Busting some sustainability myths

by Sophie Pickett-Heaps

sustainability myth

Costly and full of compromise?

These are two of the common myths that people believe about green homes.

But they couldn’t be further from the truth, says Stockland’s co-head of design, Sophie Pickett-Heaps.

“A lot of people think that choosing a sustainable home means they’ll have to compromise something.”

But a sustainable home doesn’t mean sacrificing comfort, design or style, Sophie says.

And it doesn’t mean shunning society, existing on a diet of mung beans or wearing hair shirts either.

“Sustainability is just about making sensible choices,” she says.

Sophie says investment in energy efficiency is a perfect example, and points to Stockland’s sustainable project home at Willowdale in Sydney.

The two-storey family home has been designed and built to achieve close to zero emissions through its range of energy-saving features.

While the investment in 5 kilowatt solar panels cost around $7,000, it could save up to $2,000 in energy costs, in conjunction with other features such as double glazing, draught sealing and external shading. This means the home’s owners will recoup their investment within as little as four years – and enjoy ongoing cost savings for many years after that.

“An investment in energy efficiency may seem like a long-term investment, but as electricity and gas prices continue to rise, you can be sure you’ll be reaping the rewards quite quickly,” Sophie adds.

Sophie says another misconception people have is that sustainability stops at their front door.

“A truly sustainable home exists within a sustainable community. It’s about being able to walk to the park, an outlook to street trees and gardens, enjoying easy access to shops and services, and enjoy a healthy and active lifestyle,” she says.
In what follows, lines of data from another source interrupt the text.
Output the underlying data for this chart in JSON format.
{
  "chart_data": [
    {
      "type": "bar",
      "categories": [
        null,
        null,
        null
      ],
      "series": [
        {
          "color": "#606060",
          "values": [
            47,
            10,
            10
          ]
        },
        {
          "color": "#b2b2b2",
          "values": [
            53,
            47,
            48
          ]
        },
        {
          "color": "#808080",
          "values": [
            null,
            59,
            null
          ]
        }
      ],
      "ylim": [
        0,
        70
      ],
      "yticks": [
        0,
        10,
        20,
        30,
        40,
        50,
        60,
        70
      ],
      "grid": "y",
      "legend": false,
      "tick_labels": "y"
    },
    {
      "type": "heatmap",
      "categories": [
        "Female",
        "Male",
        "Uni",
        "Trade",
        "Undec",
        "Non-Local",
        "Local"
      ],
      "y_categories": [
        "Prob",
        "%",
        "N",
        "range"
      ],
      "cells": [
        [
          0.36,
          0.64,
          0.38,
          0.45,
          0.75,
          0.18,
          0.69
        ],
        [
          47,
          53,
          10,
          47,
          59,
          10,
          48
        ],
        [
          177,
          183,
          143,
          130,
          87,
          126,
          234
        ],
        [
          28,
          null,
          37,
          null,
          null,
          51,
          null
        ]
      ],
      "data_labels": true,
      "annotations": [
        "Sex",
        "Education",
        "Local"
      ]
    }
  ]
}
“You can have the greenest home with solar panels on the roof, water tanks and LED lighting, but if you have to get in your car even to get to the shop, then it’s not really a sustainable home.”

A third misconception is that one person can’t make a difference.

It is easy to dismiss your family’s environmental footprint when there are seven billion people on the planet, but “lots of small choices can make up to big impacts,” Sophie says.